Updated

Mexico’s navy captured drug cartel suspect carrying the ID cards of a Newspaper employee and three photographers killed in May.

Suspect Juan Carlos Hernandez Pulido is allegedly a local chief of informers for the Jalisco Nueva Generacion drug gang, the navy said. The navy said Hernandez Pulido was detained Friday in the Gulf Coast port city of Veracruz as he handed out packets of drugs to a group of men.

The navy said Hernandez Pulido was carrying the ID cards of Irasema Becerra, who had been an administrative worker at a local newspaper and was the girlfriend of one of the dead photographers. Five other journalists have been killed in Veracruz state so far this year.

At the time, the May killings had been thought to bear the hallmarks of the hyper-violent Zetas cartel; the victims were slain, dismembered and their bodies stuffed into black plastic bags dumped into a waste canal.

However, Hernandez Pulido is allegedly linked to a gang allied with the Sinaloa cartel, which is fighting the Zetas for control of Veracruz and other states.

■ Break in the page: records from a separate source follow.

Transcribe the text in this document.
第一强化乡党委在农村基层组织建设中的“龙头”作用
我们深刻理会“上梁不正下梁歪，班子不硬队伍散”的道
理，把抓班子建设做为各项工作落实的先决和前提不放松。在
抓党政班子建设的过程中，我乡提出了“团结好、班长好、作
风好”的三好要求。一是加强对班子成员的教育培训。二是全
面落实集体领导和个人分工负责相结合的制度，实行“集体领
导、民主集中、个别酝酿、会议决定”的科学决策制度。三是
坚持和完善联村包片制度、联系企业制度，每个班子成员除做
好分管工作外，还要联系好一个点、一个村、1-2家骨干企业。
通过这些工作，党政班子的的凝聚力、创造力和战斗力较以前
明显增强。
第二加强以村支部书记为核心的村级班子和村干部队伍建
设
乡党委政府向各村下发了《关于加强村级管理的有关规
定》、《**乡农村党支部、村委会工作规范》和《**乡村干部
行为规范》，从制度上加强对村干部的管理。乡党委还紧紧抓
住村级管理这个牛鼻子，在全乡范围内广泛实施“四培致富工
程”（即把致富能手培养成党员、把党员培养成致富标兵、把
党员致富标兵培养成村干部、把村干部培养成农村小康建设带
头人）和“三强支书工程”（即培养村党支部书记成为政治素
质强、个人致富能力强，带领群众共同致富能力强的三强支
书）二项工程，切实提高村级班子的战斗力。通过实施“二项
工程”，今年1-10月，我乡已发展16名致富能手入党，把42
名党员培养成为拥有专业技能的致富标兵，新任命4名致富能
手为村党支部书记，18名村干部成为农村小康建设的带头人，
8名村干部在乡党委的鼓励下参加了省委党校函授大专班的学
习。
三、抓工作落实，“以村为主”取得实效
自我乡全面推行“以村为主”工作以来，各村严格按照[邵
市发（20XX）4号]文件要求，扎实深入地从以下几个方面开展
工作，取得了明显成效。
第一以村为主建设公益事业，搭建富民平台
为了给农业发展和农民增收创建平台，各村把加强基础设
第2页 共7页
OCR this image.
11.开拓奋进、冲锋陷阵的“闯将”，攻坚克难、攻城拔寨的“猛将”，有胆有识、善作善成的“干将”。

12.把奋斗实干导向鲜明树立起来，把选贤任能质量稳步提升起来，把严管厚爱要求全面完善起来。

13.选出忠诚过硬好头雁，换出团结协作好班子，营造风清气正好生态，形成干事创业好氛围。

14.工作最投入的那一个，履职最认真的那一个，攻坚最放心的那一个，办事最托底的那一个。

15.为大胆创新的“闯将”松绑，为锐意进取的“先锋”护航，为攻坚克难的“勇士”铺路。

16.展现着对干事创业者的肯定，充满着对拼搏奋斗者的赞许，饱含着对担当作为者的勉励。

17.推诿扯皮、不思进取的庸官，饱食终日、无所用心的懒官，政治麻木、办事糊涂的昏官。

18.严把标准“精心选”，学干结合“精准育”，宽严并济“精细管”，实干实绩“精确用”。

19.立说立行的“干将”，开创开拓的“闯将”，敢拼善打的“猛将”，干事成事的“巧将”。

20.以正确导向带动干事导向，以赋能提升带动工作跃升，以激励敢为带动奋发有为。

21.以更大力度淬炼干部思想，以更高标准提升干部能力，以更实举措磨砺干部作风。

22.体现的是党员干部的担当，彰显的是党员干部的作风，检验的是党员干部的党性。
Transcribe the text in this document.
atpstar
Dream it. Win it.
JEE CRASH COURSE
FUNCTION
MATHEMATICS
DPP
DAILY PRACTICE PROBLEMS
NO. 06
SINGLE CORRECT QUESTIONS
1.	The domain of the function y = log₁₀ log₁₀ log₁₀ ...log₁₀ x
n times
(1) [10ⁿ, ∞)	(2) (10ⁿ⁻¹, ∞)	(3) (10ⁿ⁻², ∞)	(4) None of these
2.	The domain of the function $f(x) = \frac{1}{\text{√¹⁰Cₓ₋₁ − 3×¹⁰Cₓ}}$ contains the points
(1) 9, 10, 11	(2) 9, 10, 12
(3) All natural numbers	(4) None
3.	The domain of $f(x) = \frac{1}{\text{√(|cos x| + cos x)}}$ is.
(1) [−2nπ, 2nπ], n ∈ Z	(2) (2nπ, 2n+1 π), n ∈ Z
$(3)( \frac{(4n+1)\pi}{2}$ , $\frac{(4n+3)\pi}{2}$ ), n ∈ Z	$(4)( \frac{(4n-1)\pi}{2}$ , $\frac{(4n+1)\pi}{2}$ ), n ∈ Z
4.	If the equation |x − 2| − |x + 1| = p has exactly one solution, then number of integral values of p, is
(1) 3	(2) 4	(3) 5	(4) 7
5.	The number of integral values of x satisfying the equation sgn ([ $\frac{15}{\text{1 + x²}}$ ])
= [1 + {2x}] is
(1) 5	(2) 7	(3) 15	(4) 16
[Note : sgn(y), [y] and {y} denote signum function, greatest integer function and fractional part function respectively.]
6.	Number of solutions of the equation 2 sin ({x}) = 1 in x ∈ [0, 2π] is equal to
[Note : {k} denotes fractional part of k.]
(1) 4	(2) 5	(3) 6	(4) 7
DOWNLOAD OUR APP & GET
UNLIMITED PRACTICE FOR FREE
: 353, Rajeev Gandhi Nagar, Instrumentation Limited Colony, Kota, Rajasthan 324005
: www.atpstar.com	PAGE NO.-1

Elsewhere in Veracruz, the state prosecutors' office said seven members of a family, three adults and four children, were found dead at their home, with their throats slit. The children were reportedly between 3 and 12 years old.

The bodies were found Friday in the rural hamlet of Manlio Fabio Altamirano, on the Gulf Coast, by neighbors who smelled strange odors coming from the house.

The family had been dead for about three days, prosecutors said.

And in the northern Mexico state of San Luis Potosi, state police said the gunmen who killed the mayor-elect of the city of Matehuala Sunday used assault rifles of the kind frequently wielded by drug gangs.

Edgar Morales Perez, of the Institutional Revolutionary Party, and an adviser who was traveling with him also died in the attack, but the adviser's wife survived. His party, known as the PRI, issued a statement Sunday calling on authorities to investigate the killings and punish those responsible.